Friday, November 7, 2008

Domes


I've been thinking a lot about my hometown. The town I grew up in and spent eighteen years in and visited often for ten years after that. My family has moved away from that town so for me to go back and visit would be a real process. It is a far, far away place now.


One reason I have been thinking of it is because the town I am now residing in reminds me of H'town. There are hills and valleys, there is a downtown with shops and restaurants. There is a dome that shines through the trees as the car coasts to the bottom of the tall hill, bringing you into town. Geographically it feels like home here. But I have yet to feel it in my heart. I wonder how long it takes to feel a place in your heart?

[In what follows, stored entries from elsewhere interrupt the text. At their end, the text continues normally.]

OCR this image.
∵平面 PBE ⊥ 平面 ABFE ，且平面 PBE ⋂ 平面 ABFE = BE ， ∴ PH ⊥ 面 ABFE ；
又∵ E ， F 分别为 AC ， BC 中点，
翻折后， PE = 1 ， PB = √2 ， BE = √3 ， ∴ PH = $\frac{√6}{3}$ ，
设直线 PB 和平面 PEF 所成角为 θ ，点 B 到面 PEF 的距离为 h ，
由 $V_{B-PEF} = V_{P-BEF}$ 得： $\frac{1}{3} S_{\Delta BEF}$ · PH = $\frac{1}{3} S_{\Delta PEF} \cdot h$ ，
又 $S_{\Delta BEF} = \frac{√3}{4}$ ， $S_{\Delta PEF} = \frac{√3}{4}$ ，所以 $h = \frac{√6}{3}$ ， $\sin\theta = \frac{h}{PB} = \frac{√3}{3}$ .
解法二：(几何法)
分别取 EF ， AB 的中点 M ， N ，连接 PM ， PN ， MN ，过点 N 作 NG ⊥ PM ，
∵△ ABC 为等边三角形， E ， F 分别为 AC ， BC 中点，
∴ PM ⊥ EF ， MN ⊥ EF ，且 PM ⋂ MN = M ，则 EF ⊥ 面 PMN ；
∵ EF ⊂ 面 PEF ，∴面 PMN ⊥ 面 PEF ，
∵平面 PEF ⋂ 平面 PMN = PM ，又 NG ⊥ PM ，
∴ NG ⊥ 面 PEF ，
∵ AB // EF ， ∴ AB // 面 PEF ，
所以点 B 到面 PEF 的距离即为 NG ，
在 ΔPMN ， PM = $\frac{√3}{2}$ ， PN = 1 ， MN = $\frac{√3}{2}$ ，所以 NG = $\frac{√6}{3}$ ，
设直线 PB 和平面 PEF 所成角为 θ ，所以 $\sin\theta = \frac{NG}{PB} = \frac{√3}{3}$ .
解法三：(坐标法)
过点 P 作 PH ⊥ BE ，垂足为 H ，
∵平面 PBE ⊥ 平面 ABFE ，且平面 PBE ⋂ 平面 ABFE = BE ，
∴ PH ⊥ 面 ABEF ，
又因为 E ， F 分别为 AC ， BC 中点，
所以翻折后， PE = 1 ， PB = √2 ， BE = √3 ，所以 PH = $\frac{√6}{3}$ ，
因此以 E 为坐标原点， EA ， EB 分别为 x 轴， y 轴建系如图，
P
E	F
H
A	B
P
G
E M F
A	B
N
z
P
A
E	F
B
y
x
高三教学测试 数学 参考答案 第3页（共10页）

It amazes me how quickly the kids adapt to and adopt their new town. If you ask them where they live, they quickly (butcher) say the name. Yet, there are still mornings I wake up and I have no idea where I am. I know, I know. It has been a hell of a trip for the last five years. Especially this last year. And, in fact, it has been a year almost to the day that the nightmare started.

I finally summoned the courage a few weeks ago and gave up my last dose of medication. One year ago I was literally begging for a cure, ready to end it all so I could be done with the pain. And now, I am medicine free, pain free and wandering around a town in the middle of nowhere, with no one knowing me or my history. A miracle? I don't know. I don't even understand what happened. I hate to even think about it. Because really, it's only in remission....I think. I guess I will never know until it happens again. I have a stockpile of the meds ready to go, but I have stopped packing them and taking them wherever I go. I think that is a good step. AND I am finally writing about it. Which I have been afraid to do...you know superstition and all. (So don't read any of this out loud lest the Monster 'Neath the Skin hears you)


And so I drive around this new town, I live this new phase. I think about my hometown and hope that my kids have good memories of this new place. I hope these good memories override any memories from the last year-- no one wants their kids to remember that. This new place doesn't smell of chocolate or have brightly lit stars atop mountains at Christmas (shout out to H'town), but I can make it just as a happy place for my kids...Daddy is not at war and Mommy doesn't need brain surgery...so all is good, right?


2 comments:

heather said...

i always tell emily's friends about the chocolate scented town... it sounds like a fairy tell to them!

nice to see you here. ;)

Dawna said...

Not just for the last year, but for the last several years, you've sort of been in limbo, no doubt clinging to the memories of H'town because they were safe and familiar. But now that you are settled in a more permanent home you will soon find that place in your heart. And once you do you'll find, if you get the chance, that going "back home" just isn't quite the same. Trust me, I know. You're building a new life and new memories. They say "you can't go home again", I like to think it's because you're already there.